Background: Consensus on the definition of airflow obstruction to diagnose COPD remains unresolved.
Methods: We undertook systematic case finding for COPD in primary care using the fixed ratio (FR) criterion (forced expiratory volume in 1 s/forced vital capacity [FEV1/FVC] <0.7) for defining airflow obstruction and also using the lower limit of normal (LLN). We then compared the clinical characteristics of those identified by the 2 criteria.
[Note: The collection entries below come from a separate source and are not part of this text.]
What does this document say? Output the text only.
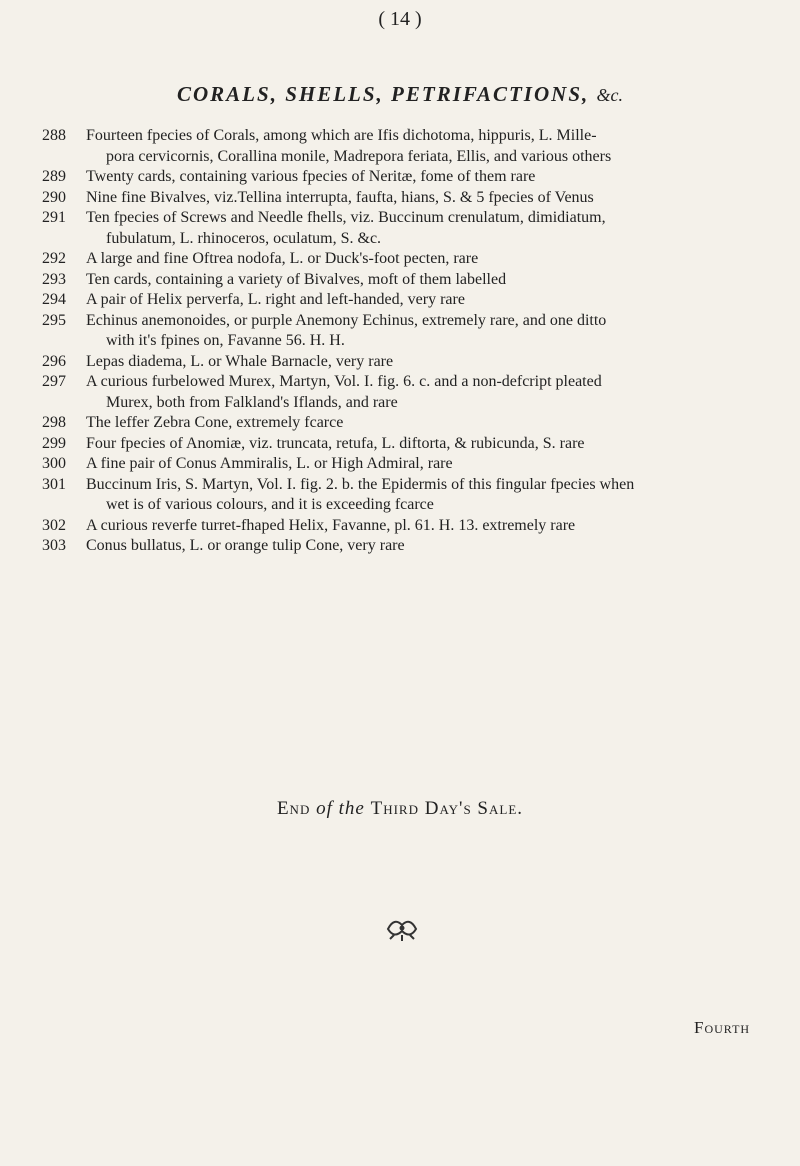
( 14 )
CORALS, SHELLS, PETRIFACTIONS, &c.
288	Fourteen fpecies of Corals, among which are Ifis dichotoma, hippuris, L. Mille-
pora cervicornis, Corallina monile, Madrepora feriata, Ellis, and various others
289	Twenty cards, containing various fpecies of Neritæ, fome of them rare
290	Nine fine Bivalves, viz.Tellina interrupta, faufta, hians, S. & 5 fpecies of Venus
291	Ten fpecies of Screws and Needle fhells, viz. Buccinum crenulatum, dimidiatum,
fubulatum, L. rhinoceros, oculatum, S. &c.
292	A large and fine Oftrea nodofa, L. or Duck's-foot pecten, rare
293	Ten cards, containing a variety of Bivalves, moft of them labelled
294	A pair of Helix perverfa, L. right and left-handed, very rare
295	Echinus anemonoides, or purple Anemony Echinus, extremely rare, and one ditto
with it's fpines on, Favanne 56. H. H.
296	Lepas diadema, L. or Whale Barnacle, very rare
297	A curious furbelowed Murex, Martyn, Vol. I. fig. 6. c. and a non-defcript pleated
Murex, both from Falkland's Iflands, and rare
298	The leffer Zebra Cone, extremely fcarce
299	Four fpecies of Anomiæ, viz. truncata, retufa, L. diftorta, & rubicunda, S. rare
300	A fine pair of Conus Ammiralis, L. or High Admiral, rare
301	Buccinum Iris, S. Martyn, Vol. I. fig. 2. b. the Epidermis of this fingular fpecies when
wet is of various colours, and it is exceeding fcarce
302	A curious reverfe turret-fhaped Helix, Favanne, pl. 61. H. 13. extremely rare
303	Conus bullatus, L. or orange tulip Cone, very rare
End of the Third Day's Sale.
Fourth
Results: A total of 3,721 individuals reporting respiratory symptoms were invited for spirometry. A total of 2,607 attended (mean age 60.4 years, 52.8% male, 29.8% current smokers) and 32.6% had airflow obstruction by FR ("FR+") and 20.2% by LLN ("LLN+"). Compared with the LLN+/FR+ group, the LLN-/FR+ group (12.4%) was significantly older, had higher FEV1 and FEV1/FVC, lower COPD assessment test scores, and less cough, sputum, and wheeze, but was significantly more likely to report a diagnosis of heart disease (14.2% versus 6.9%, p<0.001). Compared with the LLN+/FR+ group, the LLN-/FR- group was younger, had a higher body mass index, fewer pack-years, a lower prevalence of respiratory symptoms except for dyspnea, and lower FVC and higher FEV1. The probability of known heart disease was significantly lower in the LLN+/FR+ group compared with those with preserved lung function (LLN-/FR-) (adjusted odds ratio 0.62, 95% CI: 0.43-0.90) but this was not seen in the LLN-/FR+ group (adjusted odds ratio 0.90, 95% CI: 0.63-1.29).
Conclusion: In symptomatic individuals, defining airflow obstruction by FR instead of LLN identifies a significant number of individuals who have less respiratory and more cardiac clinical characteristics.
Keywords: diagnostic criteria; lower limit of normal; primary care.